The position of the two societies about the use of CTC for CRC screening is clear and it is in line with European Union (EU) recommendations, suggesting faecal occult blood test as the method of choice for CRC screening in Europe [18]. For this reason, ESGE and ESGAR do not recommend CTC as a primary test for population screening, but since there is clear evidence of the high diagnostic accuracy of CTC, both societies consider that CTC may be proposed as a CRC screening test on an individual basis provided the screenee is adequately informed about test characteristics, benefits, and risks. This statement follows the recommendation of the American Cancer Society in 2008 that included CTC in the list of optional screening tests for asymptomatic average-risk individuals [19].

Concerning screening for individuals with a positive first-degree family history of CRC, the evidence is still limited [20] and at the moment clear recommendations cannot be provided. This is similar to the potential use of CTC for surveillance after curative-intent resection of CRC or in patients with high-risk polyps in surveillance after polypectomy. In both situations, CS is still the examination of choice and CTC should be considered only if CS is unfeasible.

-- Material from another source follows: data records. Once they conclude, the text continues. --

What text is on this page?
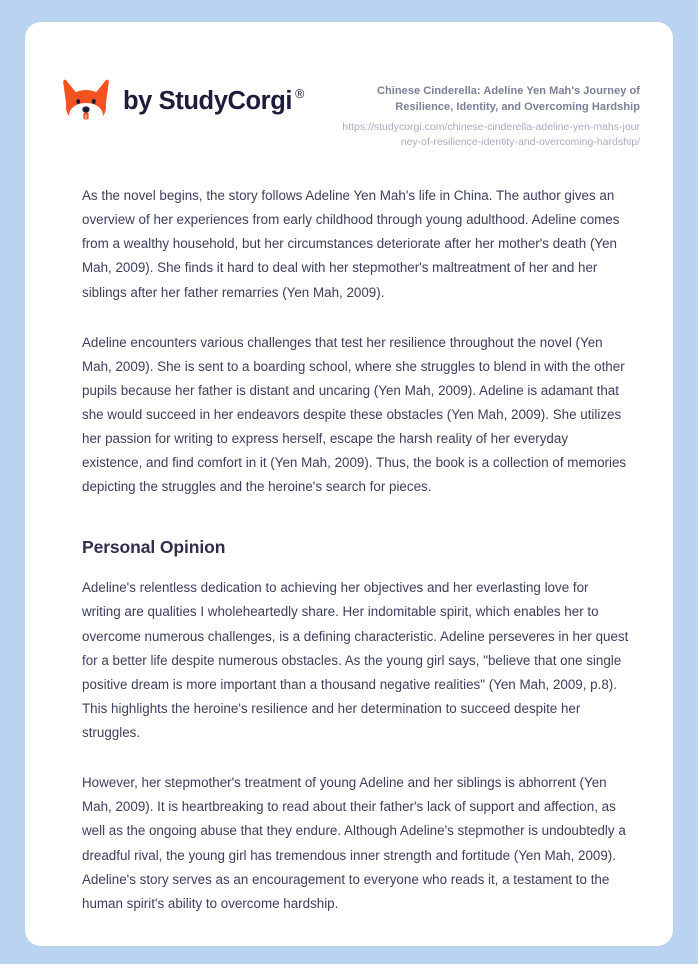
by StudyCorgi ®	Chinese Cinderella: Adeline Yen Mah's Journey of Resilience, Identity, and Overcoming Hardship

https://studycorgi.com/chinese-cinderella-adeline-yen-mahs-journey-of-resilience-identity-and-overcoming-hardship/

As the novel begins, the story follows Adeline Yen Mah's life in China. The author gives an overview of her experiences from early childhood through young adulthood. Adeline comes from a wealthy household, but her circumstances deteriorate after her mother's death (Yen Mah, 2009). She finds it hard to deal with her stepmother's maltreatment of her and her siblings after her father remarries (Yen Mah, 2009).

Adeline encounters various challenges that test her resilience throughout the novel (Yen Mah, 2009). She is sent to a boarding school, where she struggles to blend in with the other pupils because her father is distant and uncaring (Yen Mah, 2009). Adeline is adamant that she would succeed in her endeavors despite these obstacles (Yen Mah, 2009). She utilizes her passion for writing to express herself, escape the harsh reality of her everyday existence, and find comfort in it (Yen Mah, 2009). Thus, the book is a collection of memories depicting the struggles and the heroine's search for pieces.

Personal Opinion

Adeline's relentless dedication to achieving her objectives and her everlasting love for writing are qualities I wholeheartedly share. Her indomitable spirit, which enables her to overcome numerous challenges, is a defining characteristic. Adeline perseveres in her quest for a better life despite numerous obstacles. As the young girl says, "believe that one single positive dream is more important than a thousand negative realities" (Yen Mah, 2009, p.8). This highlights the heroine's resilience and her determination to succeed despite her struggles.

However, her stepmother's treatment of young Adeline and her siblings is abhorrent (Yen Mah, 2009). It is heartbreaking to read about their father's lack of support and affection, as well as the ongoing abuse that they endure. Although Adeline's stepmother is undoubtedly a dreadful rival, the young girl has tremendous inner strength and fortitude (Yen Mah, 2009). Adeline's story serves as an encouragement to everyone who reads it, a testament to the human spirit's ability to overcome hardship.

Finally, CTC is contraindicated in patients with active colonic inflammation and in those who have recently undergone colorectal surgery.

Other statements of great interest for those performing or willing to perform CTC are available in the full papers, downloadable from the web.

ESGE–ESGAR guideline represents the first attempt of a radiological and a gastroenterological endoscopic society to find a consensus about the use of CTC in clinical practice based on the best current available evidence. This guideline has a main educational purpose and it should not be considered as rules for establishing a legal standard of care. Knowledge about CTC is in continuous evolution and this means that a revision might be necessary in the future as new data appear. In any case, we wish that this publication will help overcome turf battles between CTC and CS, still present in local practice.